Böylece İsa’nın kilisede bulunduğu kabul edilerek kilise, gökte ve yeryüzünde bütün yetkiye sahip sayılmış ve Allah’ın yerine konmuştur. Allah’ın yerine konan elbette kilisenin binası değil, kilise ruhanileridir. Allah Teâlâ Kur`anda şöyle buyurur:
“Hahamlarını ve papazlarını, Allah ile kendi aralarında aracı rabler edindiler. Meryem oğlu Mesih’i de öyle. Oysa onlara verilen emir, sadece tek bir İlah’a kul olmaları idi. Ondan başka ilah yoktur. Allah, onların şirkinden uzaktır.” (Tevbe 9/31)
İncil’e yapılan eklemelerden birine göre İsa, 12 havarisinden bir kurul kurmuş, başına Petrus’u getirmiş ve ona şöyle demiştir:
“Göklerin egemenliğinin anahtarını sana vereceğim. Yeryüzünde bağlayacağın her şey göklerde de bağlanmış olacak. Yeryüzünde çözeceğin her şey, göklerde de çözülmüş olacak.” (Matta 16/19)
Bundan dolayı Kiliseye kabul edilecek veya kiliseden atılacak kişilerin Allah tarafından da kabul edileceğine veya atılacağına inanırlar. Kiliseyle barışma, Allah ile barışma sayılır[].
Onlara göre papazlar Allah’la ilgili konularda insanları temsil etmek için atanırlar.[]
Papaz, gerçeğin savunucusudur. Meleklerle birlikte olmakta, baş meleklerle hamd etmekte, mihrap üzerinde kurbanları sunmaktadır[].
“Yalnız Allah günahları bağışlar” derler ama kiliseyi Allah’ın yerine koydukları için ne kadar büyük olursa olsun Kilise’nin bütün günahları bağışlayabileceğine inanırlar[].
Artık Hristiyanlık, Allah’ın dini olmaktan çıkmıştır.
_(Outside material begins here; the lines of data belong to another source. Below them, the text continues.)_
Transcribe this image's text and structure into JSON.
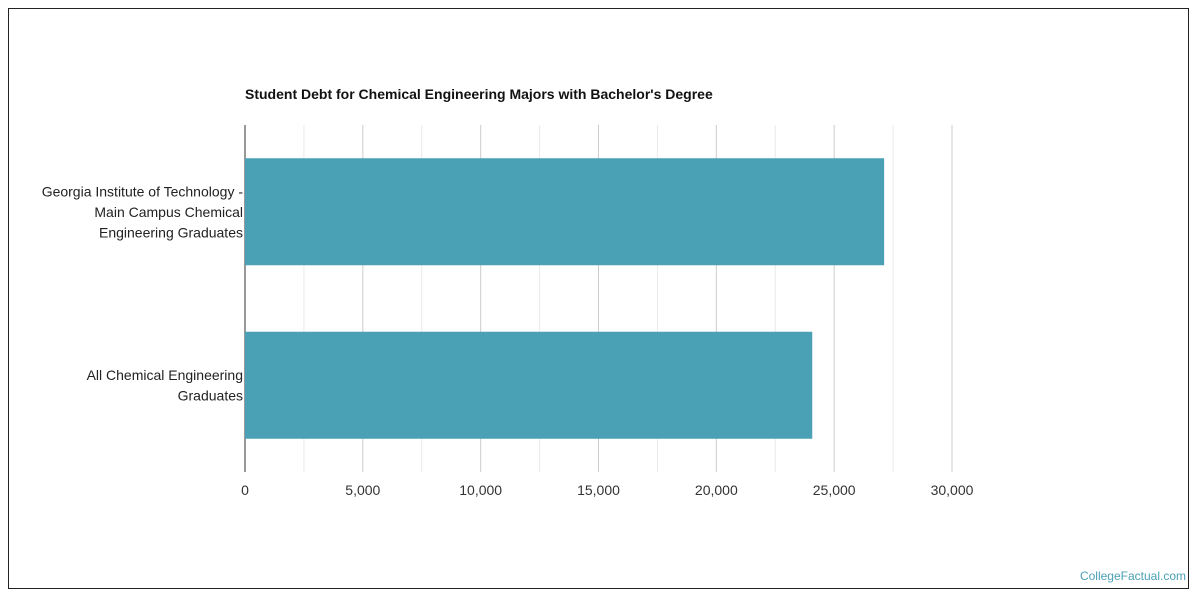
{
  "chart_data": {
    "type": "bar",
    "orientation": "horizontal",
    "title": "Student Debt for Chemical Engineering Majors with Bachelor's Degree",
    "categories": [
      [
        "Georgia Institute of Technology -",
        "Main Campus Chemical",
        "Engineering Graduates"
      ],
      [
        "All Chemical Engineering",
        "Graduates"
      ]
    ],
    "values": [
      27120,
      24070
    ],
    "xlim": [
      0,
      30000
    ],
    "xticks": [
      0,
      5000,
      10000,
      15000,
      20000,
      25000,
      30000
    ],
    "xtick_labels": [
      "0",
      "5,000",
      "10,000",
      "15,000",
      "20,000",
      "25,000",
      "30,000"
    ],
    "grid": true,
    "bar_color": "#4aa0b5"
  },
  "credit": "CollegeFactual.com"
}
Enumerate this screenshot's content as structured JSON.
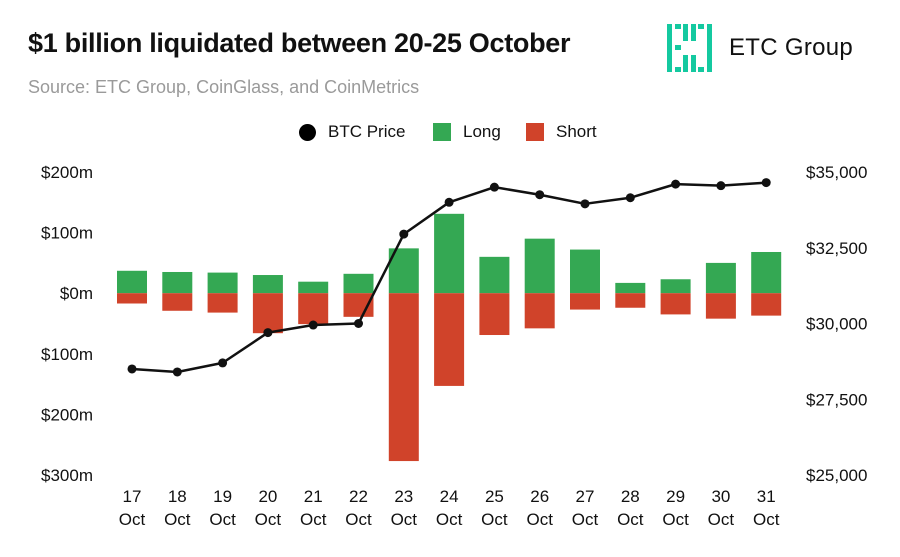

Her bir kilise, kendi kilise babalarının yazdığı kitaplar etrafında kümelenip şirkin içinde boğulmuş haldedir. Her biri, Allah ile ilişkilerde kendi kiliselerinin görevli olduğunu iddia etmekte ve diğerlerini kâfirlikle suçlamaktadır. Allah ise bunların hepsini sapık saymaktadır. Allah Teâlâ şöyle buyurur:
“(Elçilerden) Sonra insanlar, bir takım kitapların etrafında kümeleşip din konusunda bölük bölük oldular. Her bölüğün, kendi yanındakine güveni tamdır. Onları, daldıkları hayalleri içinde bırak; bir süre böyle gitsin. Onlara mal ve oğullar vermemizi nasıl değerlendiriyorlar? Onlara mal kazandırmak için mi koşturuyoruz? Hayır; fark edemiyorlar.” (Müminûn 23/52-56)
Ayetindeki zübür (زبر) Zebur (زبور)’un çoğuludur; kitap anlamına gelir. Nitekim Şuarâ 196’da şöyle buyurulur: “وَإِنَّهُ لَفِي زُبُرِ الْأَوَّلِينَ= O Kur’ân, öncekilerin kitaplarında da vardır.”
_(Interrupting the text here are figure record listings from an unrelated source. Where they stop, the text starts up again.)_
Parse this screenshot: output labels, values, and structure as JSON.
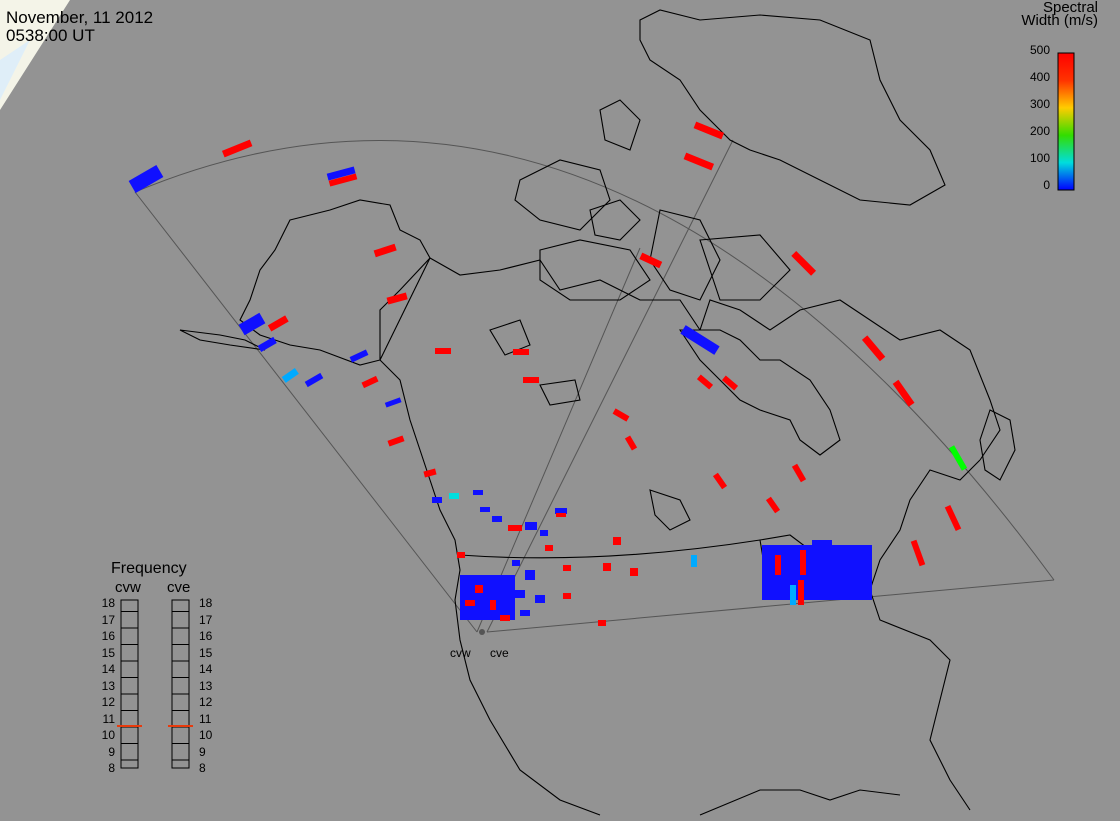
{
  "header": {
    "date": "November, 11 2012",
    "time": "0538:00 UT"
  },
  "colorbar": {
    "title_line1": "Spectral",
    "title_line2": "Width (m/s)",
    "ticks": [
      "500",
      "400",
      "300",
      "200",
      "100",
      "0"
    ],
    "min": 0,
    "max": 500
  },
  "frequency_panel": {
    "title": "Frequency",
    "radars": [
      {
        "name": "cvw",
        "selected_freq": 10.8
      },
      {
        "name": "cve",
        "selected_freq": 10.8
      }
    ],
    "ticks": [
      "18",
      "17",
      "16",
      "15",
      "14",
      "13",
      "12",
      "11",
      "10",
      "9",
      "8"
    ],
    "marker_color": "#e83a0c"
  },
  "sites": [
    {
      "name": "cvw"
    },
    {
      "name": "cve"
    }
  ],
  "colors": {
    "background": "#939393",
    "high_width": "#ff0000",
    "low_width": "#1010ff",
    "mid_low": "#00aaff",
    "mid": "#00ff00"
  }
}
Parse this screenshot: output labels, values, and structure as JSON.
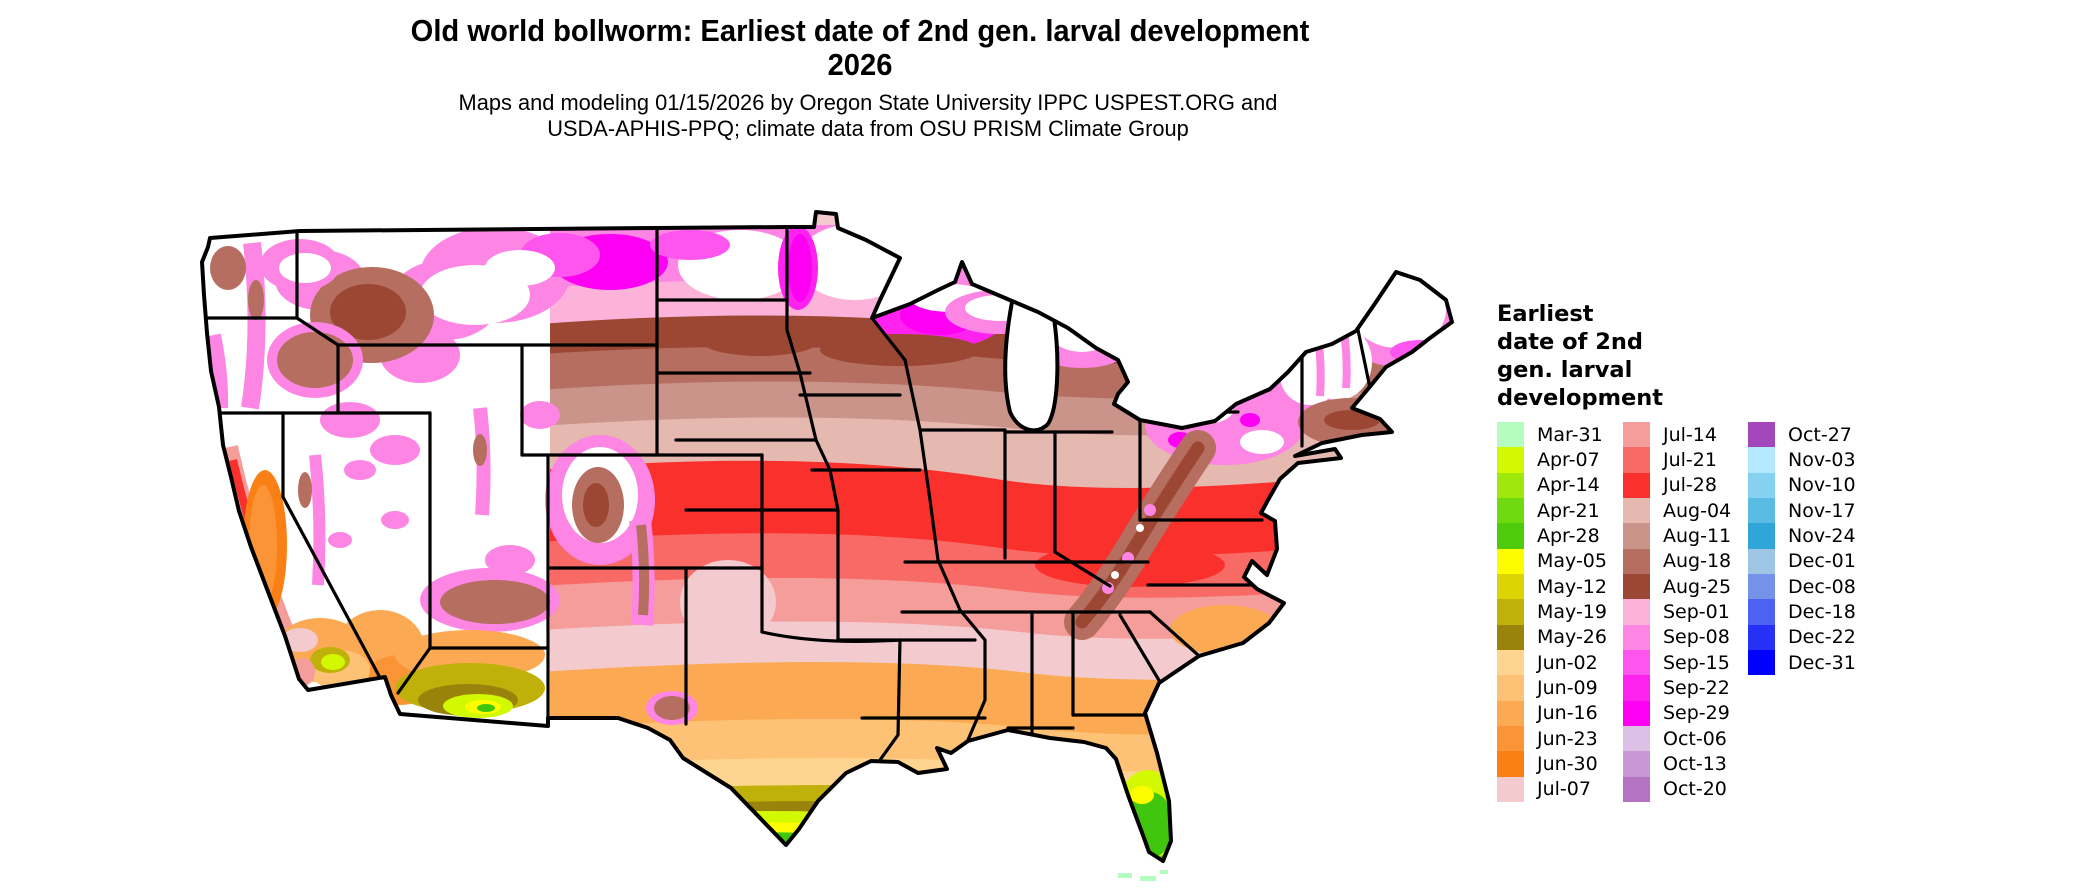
{
  "title": {
    "line1": "Old world bollworm: Earliest date of 2nd gen. larval development",
    "line2": "2026"
  },
  "subtitle": {
    "line1": "Maps and modeling 01/15/2026 by Oregon State University IPPC USPEST.ORG and",
    "line2": "USDA-APHIS-PPQ; climate data from OSU PRISM Climate Group"
  },
  "map": {
    "area": "Contiguous United States",
    "kind": "choropleth raster map of earliest date of 2nd generation larval development"
  },
  "legend": {
    "title_lines": [
      "Earliest",
      "date of 2nd",
      "gen. larval",
      "development"
    ],
    "columns": [
      {
        "entries": [
          {
            "label": "Mar-31",
            "color": "#b4fdbe"
          },
          {
            "label": "Apr-07",
            "color": "#d3f902"
          },
          {
            "label": "Apr-14",
            "color": "#a0e80b"
          },
          {
            "label": "Apr-21",
            "color": "#70da11"
          },
          {
            "label": "Apr-28",
            "color": "#4ecb0d"
          },
          {
            "label": "May-05",
            "color": "#fdfd00"
          },
          {
            "label": "May-12",
            "color": "#dcd405"
          },
          {
            "label": "May-19",
            "color": "#c0b00a"
          },
          {
            "label": "May-26",
            "color": "#9a830b"
          },
          {
            "label": "Jun-02",
            "color": "#fdd591"
          },
          {
            "label": "Jun-09",
            "color": "#fdc275"
          },
          {
            "label": "Jun-16",
            "color": "#fbaa53"
          },
          {
            "label": "Jun-23",
            "color": "#fa9436"
          },
          {
            "label": "Jun-30",
            "color": "#fa8015"
          },
          {
            "label": "Jul-07",
            "color": "#f3cbce"
          }
        ]
      },
      {
        "entries": [
          {
            "label": "Jul-14",
            "color": "#f59d9b"
          },
          {
            "label": "Jul-21",
            "color": "#f86a66"
          },
          {
            "label": "Jul-28",
            "color": "#fa302d"
          },
          {
            "label": "Aug-04",
            "color": "#e6b9b0"
          },
          {
            "label": "Aug-11",
            "color": "#cb948a"
          },
          {
            "label": "Aug-18",
            "color": "#b56e60"
          },
          {
            "label": "Aug-25",
            "color": "#9c4733"
          },
          {
            "label": "Sep-01",
            "color": "#fdb3d9"
          },
          {
            "label": "Sep-08",
            "color": "#fd85e3"
          },
          {
            "label": "Sep-15",
            "color": "#fd55ee"
          },
          {
            "label": "Sep-22",
            "color": "#fd22ee"
          },
          {
            "label": "Sep-29",
            "color": "#fd00f3"
          },
          {
            "label": "Oct-06",
            "color": "#ddc0e6"
          },
          {
            "label": "Oct-13",
            "color": "#c897d5"
          },
          {
            "label": "Oct-20",
            "color": "#b573c4"
          }
        ]
      },
      {
        "entries": [
          {
            "label": "Oct-27",
            "color": "#a348bc"
          },
          {
            "label": "Nov-03",
            "color": "#b3e8fd"
          },
          {
            "label": "Nov-10",
            "color": "#87d1f0"
          },
          {
            "label": "Nov-17",
            "color": "#5bbce3"
          },
          {
            "label": "Nov-24",
            "color": "#30a5d8"
          },
          {
            "label": "Dec-01",
            "color": "#9fc5e5"
          },
          {
            "label": "Dec-08",
            "color": "#7591e8"
          },
          {
            "label": "Dec-18",
            "color": "#4d62f2"
          },
          {
            "label": "Dec-22",
            "color": "#2631f5"
          },
          {
            "label": "Dec-31",
            "color": "#0000fd"
          }
        ]
      }
    ]
  }
}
Zebur, Davud aleyhisselama inen kitabın da adıdır. Dinlerini bölük bölük ayıranların kitaplarına zebur denmesi, onlara ilahi kitap havası verdiklerinden dolayı olmalıdır.
Ebu Saîd el-Hudrî’nin bildirdiğine göre Allah’ın Elçisi sallallahu aleyhi ve sellem şöyle demiştir:
“Sizden öncekilerin izlerini, kuşkusuz karış karış, arşın arşın takip edeceksiniz. Onlar bir kertenkele deliğine girseler, siz arkalarından gideceksiniz.
Dedik ki; “Yahudi ve Hıristiyanlar mı?”
-Ya kim olabilir? dedi[]”.
Kur’ân Allah’ın koruması altında olduğu için ona başka söz karıştırılamamıştır. Ancak âyetler, bağlantılarından koparılarak yanlış anlamlara çekilebilmiş ve bu yolla bazı yanlış kapılar açılmıştır. Sünnet de koruma altında olmadığından kötü niyetliler daha çok, hadis uydurma yoluna yönelmişlerdir.
Güzel bir atasözümüz vardır; “bir deli bir kuyuya bir taş atmış, kırk akıllı çıkaramamış” derler. Deli, kuyuya taşı, usulüne uygun atamayacağı için onu fark etmek kolaydır. Bir de taşı akıllı birinin attığını düşünün, o zaman kırk bin akıllı onun farkına bile varamaz. Hatta farkına varıldıktan sonra taşın orada olması gerektiğini savunanlar çıkar.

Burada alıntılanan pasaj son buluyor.